Hahnemann:You know, I'm 31 now. The end is getting closer. You never know how long you can play. I have this year which, knock on wood, will be good. I don't know, can you play until you're 40? I could easily play another five years. When I go back to the States, it would be nice to coach and to maybe help out some kids and help them achieve their dreams -- if it's getting a scholarship for college or playing in the pros. And generally cheating life, seeing how long you can avoid working.
Draper: With you, Kasey (Keller), Brad (Friedel) and Tim (Howard) all excelling in British football, there seems to be a disproportionate of goalkeepers (to the number of field players) coming out of the U.S. Have you got any idea why America's producing such talented keepers?
Hahnemann: There's way more goalkeepers than outfield players.
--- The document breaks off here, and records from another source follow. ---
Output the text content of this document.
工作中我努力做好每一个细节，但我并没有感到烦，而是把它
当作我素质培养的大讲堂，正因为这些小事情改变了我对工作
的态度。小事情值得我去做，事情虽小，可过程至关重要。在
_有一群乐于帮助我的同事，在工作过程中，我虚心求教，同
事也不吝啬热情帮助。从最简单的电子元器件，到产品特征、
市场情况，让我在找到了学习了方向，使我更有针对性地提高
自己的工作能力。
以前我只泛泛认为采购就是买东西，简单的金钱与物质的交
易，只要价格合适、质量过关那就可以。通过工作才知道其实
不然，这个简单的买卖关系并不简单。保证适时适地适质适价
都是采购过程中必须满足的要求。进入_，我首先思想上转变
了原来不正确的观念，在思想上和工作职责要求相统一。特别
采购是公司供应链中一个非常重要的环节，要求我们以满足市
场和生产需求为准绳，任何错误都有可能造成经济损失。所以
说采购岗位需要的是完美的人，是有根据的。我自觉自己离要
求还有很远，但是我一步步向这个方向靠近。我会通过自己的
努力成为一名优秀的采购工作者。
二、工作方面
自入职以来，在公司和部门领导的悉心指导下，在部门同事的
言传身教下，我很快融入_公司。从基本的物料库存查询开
I think we all grow up playing basketball, American football and baseball, which all require hand-eye coordination. Over here, that's not the case. There's cricket, but not everyone plays cricket. I mean you look at basketball and a lot of things translate to goalkeeping. It's basically cross training. I mean we don't have the structured, professional leagues (in the U.S.) where 16-year-olds, like they do here, can come in and train everyday. I was always wondering how good you'd have been if you'd had that opportunity. I was at college until I was 21. You can only train with the (college) team three months out of the league and then you were playing on men's teams and just playing. So, actual training is a difficult part, so you rely on playing sports like basketball to keep you fit. And I mean taking a cross is very similar to taking a rebound.
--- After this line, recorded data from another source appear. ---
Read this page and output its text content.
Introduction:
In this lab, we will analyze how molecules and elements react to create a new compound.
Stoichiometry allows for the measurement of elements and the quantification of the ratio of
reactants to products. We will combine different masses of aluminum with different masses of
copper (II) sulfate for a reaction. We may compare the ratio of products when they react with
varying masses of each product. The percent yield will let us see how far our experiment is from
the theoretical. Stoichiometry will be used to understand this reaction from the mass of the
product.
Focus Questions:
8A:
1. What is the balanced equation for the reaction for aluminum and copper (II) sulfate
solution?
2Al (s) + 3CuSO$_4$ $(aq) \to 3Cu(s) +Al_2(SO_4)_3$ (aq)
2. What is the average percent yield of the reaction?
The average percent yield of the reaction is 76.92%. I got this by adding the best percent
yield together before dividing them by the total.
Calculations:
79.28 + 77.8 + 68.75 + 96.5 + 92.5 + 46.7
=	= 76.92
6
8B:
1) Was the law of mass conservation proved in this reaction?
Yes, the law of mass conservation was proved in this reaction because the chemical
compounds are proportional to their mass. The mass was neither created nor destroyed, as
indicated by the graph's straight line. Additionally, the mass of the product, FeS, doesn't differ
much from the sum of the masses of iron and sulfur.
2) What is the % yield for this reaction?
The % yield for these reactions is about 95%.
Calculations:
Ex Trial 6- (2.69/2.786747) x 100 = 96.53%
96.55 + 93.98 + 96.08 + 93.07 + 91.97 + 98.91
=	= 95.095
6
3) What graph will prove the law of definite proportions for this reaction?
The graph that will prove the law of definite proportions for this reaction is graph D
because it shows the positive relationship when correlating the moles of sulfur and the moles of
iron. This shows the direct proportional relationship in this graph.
Draper: How do you see the (U.S.) national-team picture at the moment? Do you think that you'll get more opportunities to play for your country?
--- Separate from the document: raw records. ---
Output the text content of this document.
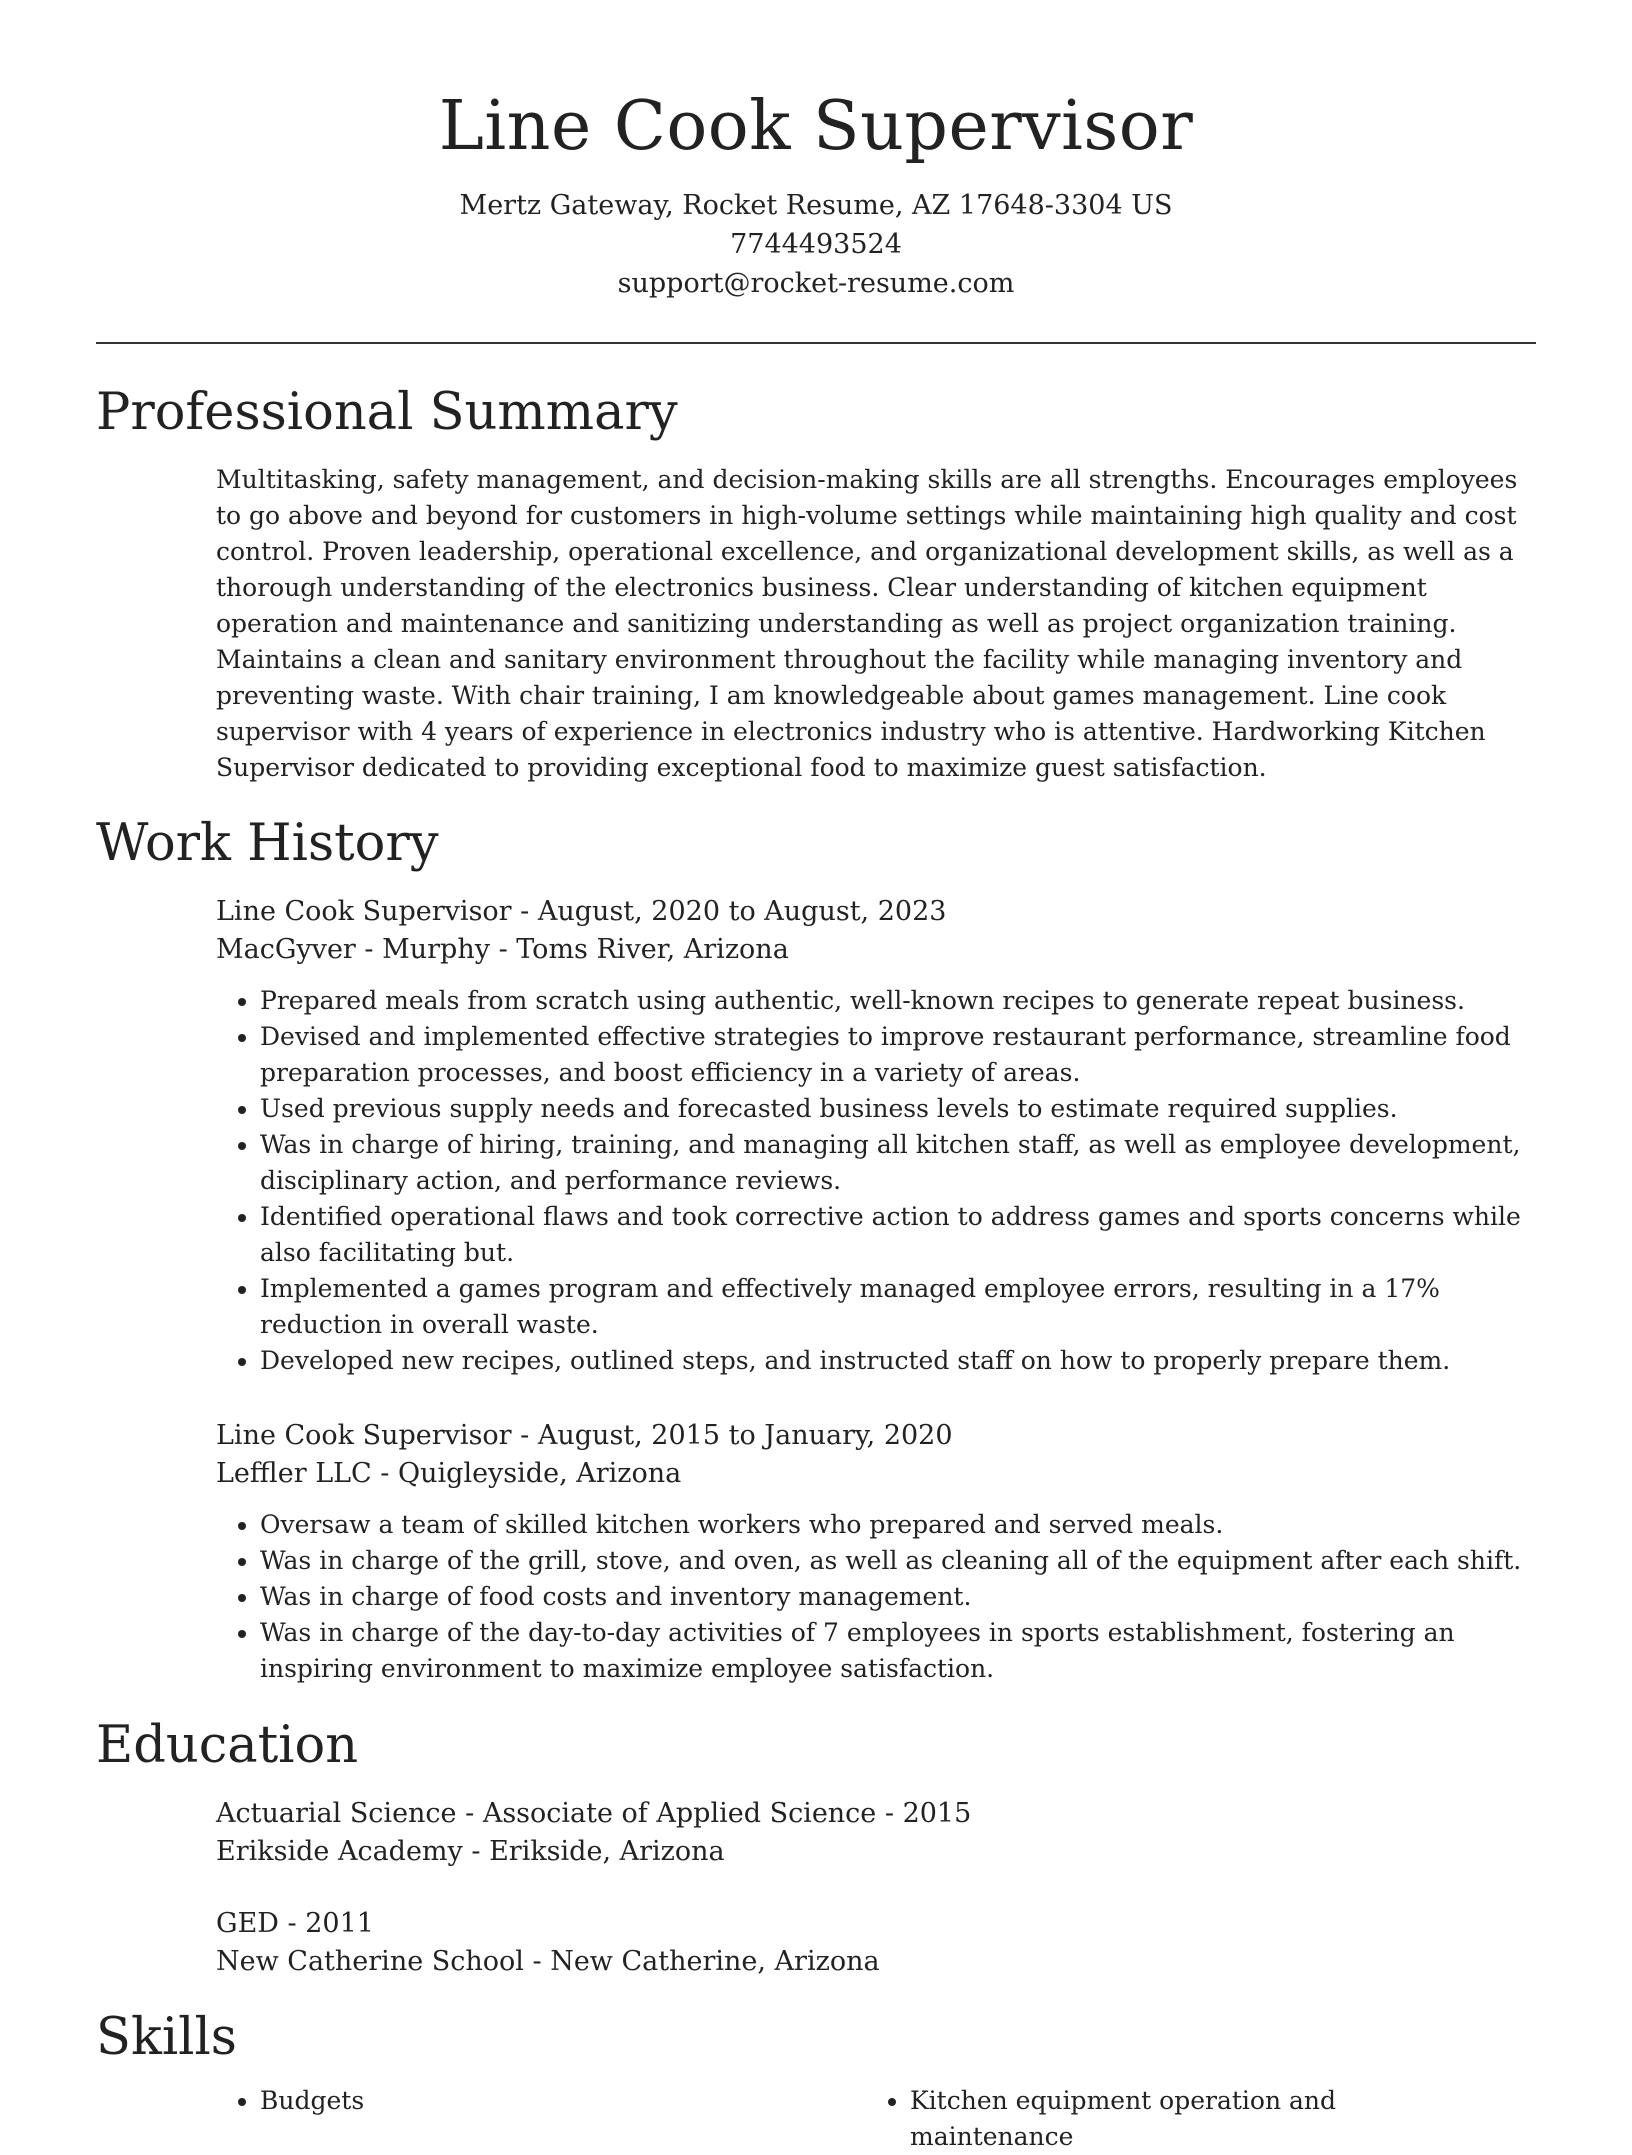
Line Cook Supervisor
Mertz Gateway, Rocket Resume, AZ 17648-3304 US
7744493524
support@rocket-resume.com
Professional Summary
Multitasking, safety management, and decision-making skills are all strengths. Encourages employees to go above and beyond for customers in high-volume settings while maintaining high quality and cost control. Proven leadership, operational excellence, and organizational development skills, as well as a thorough understanding of the electronics business. Clear understanding of kitchen equipment operation and maintenance and sanitizing understanding as well as project organization training. Maintains a clean and sanitary environment throughout the facility while managing inventory and preventing waste. With chair training, I am knowledgeable about games management. Line cook supervisor with 4 years of experience in electronics industry who is attentive. Hardworking Kitchen Supervisor dedicated to providing exceptional food to maximize guest satisfaction.
Work History
Line Cook Supervisor - August, 2020 to August, 2023
MacGyver - Murphy - Toms River, Arizona
• Prepared meals from scratch using authentic, well-known recipes to generate repeat business.
• Devised and implemented effective strategies to improve restaurant performance, streamline food preparation processes, and boost efficiency in a variety of areas.
• Used previous supply needs and forecasted business levels to estimate required supplies.
• Was in charge of hiring, training, and managing all kitchen staff, as well as employee development, disciplinary action, and performance reviews.
• Identified operational flaws and took corrective action to address games and sports concerns while also facilitating but.
• Implemented a games program and effectively managed employee errors, resulting in a 17% reduction in overall waste.
• Developed new recipes, outlined steps, and instructed staff on how to properly prepare them.
Line Cook Supervisor - August, 2015 to January, 2020
Leffler LLC - Quigleyside, Arizona
• Oversaw a team of skilled kitchen workers who prepared and served meals.
• Was in charge of the grill, stove, and oven, as well as cleaning all of the equipment after each shift.
• Was in charge of food costs and inventory management.
• Was in charge of the day-to-day activities of 7 employees in sports establishment, fostering an inspiring environment to maximize employee satisfaction.
Education
Actuarial Science - Associate of Applied Science - 2015
Erikside Academy - Erikside, Arizona
GED - 2011
New Catherine School - New Catherine, Arizona
Skills
• Budgets
•	Kitchen equipment operation and maintenance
Hahnemann: We obviously have a lot of good goalkeepers right now so getting anywhere near the squad is going to be difficult. And there's a lot of good young goalkeepers that are playing in the States now. I mean Tim Howard's come out from nowhere and he's been unbelievable this year and he's only 25 or 26 now. And I think MLS has helped that. It lets kids watching TV realize there is a professional league and something to aim for.
Draper: Are you confident the MLS will last?
Hahnemann: There's just so much competition. That's what kills MLS. At the beginning of the season, there's still basketball going on and, at the end, hockey and you compete with that. Sometimes it's difficult just to get soccer fans out to watch you. They want to see the best and the best are playing in Europe because that's where all the money is. All that competition is difficult, whereas here it's just football. I'm going to an ice hockey game tomorrow and they struggle to get support just because there's so much competition from football. Everyone here always goes to football. Boxing Day (the day after Christmas) games, people always go. Whereas almost every American goes to a baseball game at least once a year, even if you don't like baseball. We never miss a game when we go home. It's just different traditions.
Draper: How do you see Reading's season shaping up?
Hahnemann: Well, obviously, we've haven't had two very good results. It's not over.
Draper: So promotion is still a realistic target?
Hahnemann: I think so. All we have to do is get our heads up. And if we just get back on winning ways and it's not that difficult. You just need one lucky goal and all of a sudden you're back in it. It's just that confidence thing. If you're a striker, goalkeeper or whoever, and you get a little bit down on confidence, they're no good until they get it back. But once they get it back, they're flying again. We need our confidence as a team.